Car sharing elettrico per turisti, connessione dei borghi e un itinerario subacqueo che includa Baia Sommersa e Gaiola. Questi gli obiettivi principali della XXIII edizione della Borsa Mediterranea del Turismo Archeologico, che si terrà nello storico Tabacchificio Cafasso a Paestum da domani fino al 28 (ingresso libero, previa registrazione online sul sito bmta.it). Lo scopo della rassegna è portare la Campania a diventare l'avanguardia dell'offerta turistica, attraverso la sostenibilità ecologica e una sistematizzazione dei siti anche minori di cui gode il territorio. Se n'è parlato ieri mattina a Chiaia, nella conferenza di presentazione all'Ordine dei giornalisti della Campania di Cappella Vecchia, in presenza di Felice Casucci, assessore al Turismo della Regione, Franco Alfieri, sindaco di Capaccio Paestum, Rosanna Romano, direttore Generale per le Politiche Culturali e il Turismo della Regione, Salvatore Buonomo, segretario regionale del Ministero della Cultura e Ugo Picarelli, direttore e Fondatore della Bmta. 

Tre le proposte cardine della Bmta 2021, una internazionale, una nazionale e una locale: la candidatura al Consiglio d'Europa di un Itinerario del Patrimonio Culturale Subacqueo del Mediterraneo, con la Baia sommersa dei Campi Flegrei e Gaiola in prima linea, che coinvolgerà quattro regioni italiane e altrettanti Paesi (Grecia, Egitto, Turchia e Israele). Secondo: uno sharing di bici e vetture citycar 100% elettriche che porti i turisti dalle stazioni dei treni regionali al Parco Nazionale del Cilento, Vallo di Diano e Alburni, con un progetto condiviso da Aci, Trenitalia, Federparchi, Confagricoltura, Legambiente e Touring Club Italiano. Terzo: la presentazione di Cilento in Prospettiva, per un modello nazionale di cultura del territorio, progetto realizzato dall'Associazione Italiana Giovani Unesco. L'idea, spiega la direttrice del Mig Mamei Ludovica Grompone, «consiste nella costruzione di una rete di enti e realtà pubblico private che rianimi il Cilento a partire dai piccoli borghi e dalle aree rurali dei piccoli borghi». 

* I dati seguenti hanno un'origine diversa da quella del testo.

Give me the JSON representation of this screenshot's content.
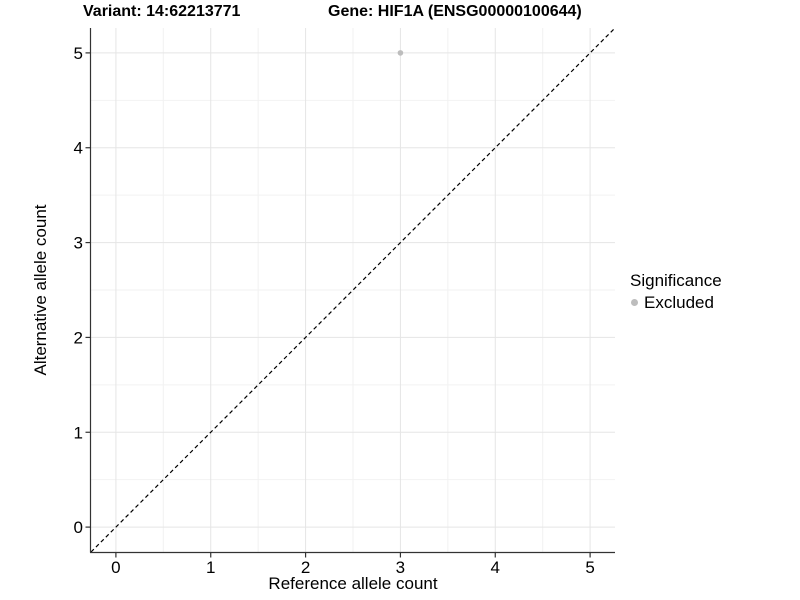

Ben 150 espositori (il Ministero della Cultura con uno stand di 500 mq e la Regione con 200) da 15 Paesi, 35 buyers, 100 conferenze con 400 relatori. Poi spazio all'Archeologia Virtuale, con 10 produzioni, ai laboratori di ArcheoExperience e ad ArcheoStartup (14 imprese giovanili del turismo). «Abbiamo il dovere di mettere in campo non solo esposizioni, ma anche intuizioni e visioni - esordisce Picarelli - Sono importanti le opportunità offerte dal turismo archeologico subacqueo, con le mediazioni di Fabio Pagano, direttore del Parco Archeologico dei Campi Flegrei e Paolo Giulierini, direttore del Mann, si potrà innescare un processo di sviluppo del patrimonio sommerso in Campania. Un forte grazie al sindaco Alfieri che, con il suo impegno a riqualificare il Tabacchificio Cafasso in soli 40 giorni, dopo 22 anni ci consente di dimostrare che al Sud con centri espositivi adeguati si possono realizzare iniziative di valore internazionale. La Bmta si fa oggi artefice di 3 visioni da consegnare ai soggetti titolati: una internazionale, una nazionale e una locale». «Le destinazioni meno note vanno promosse, come nello spirito di questa Bmta - aggiunge l'assessore Casucci - Parlo per esempio del Parco Regionale dei Campi Flegrei, come la Piscina Mirabilis e del Complesso Cento Camerelle, chiusi fino a qualche tempo fa. Questa borsa, unica, va verso una sistematizzazione del turismo archeologico campano». «L'auspicio - sottolinea la Romano - è che al termine della Bmta risulti sempre più decisivo il rapporto tra valorizzazione e siti territoriali».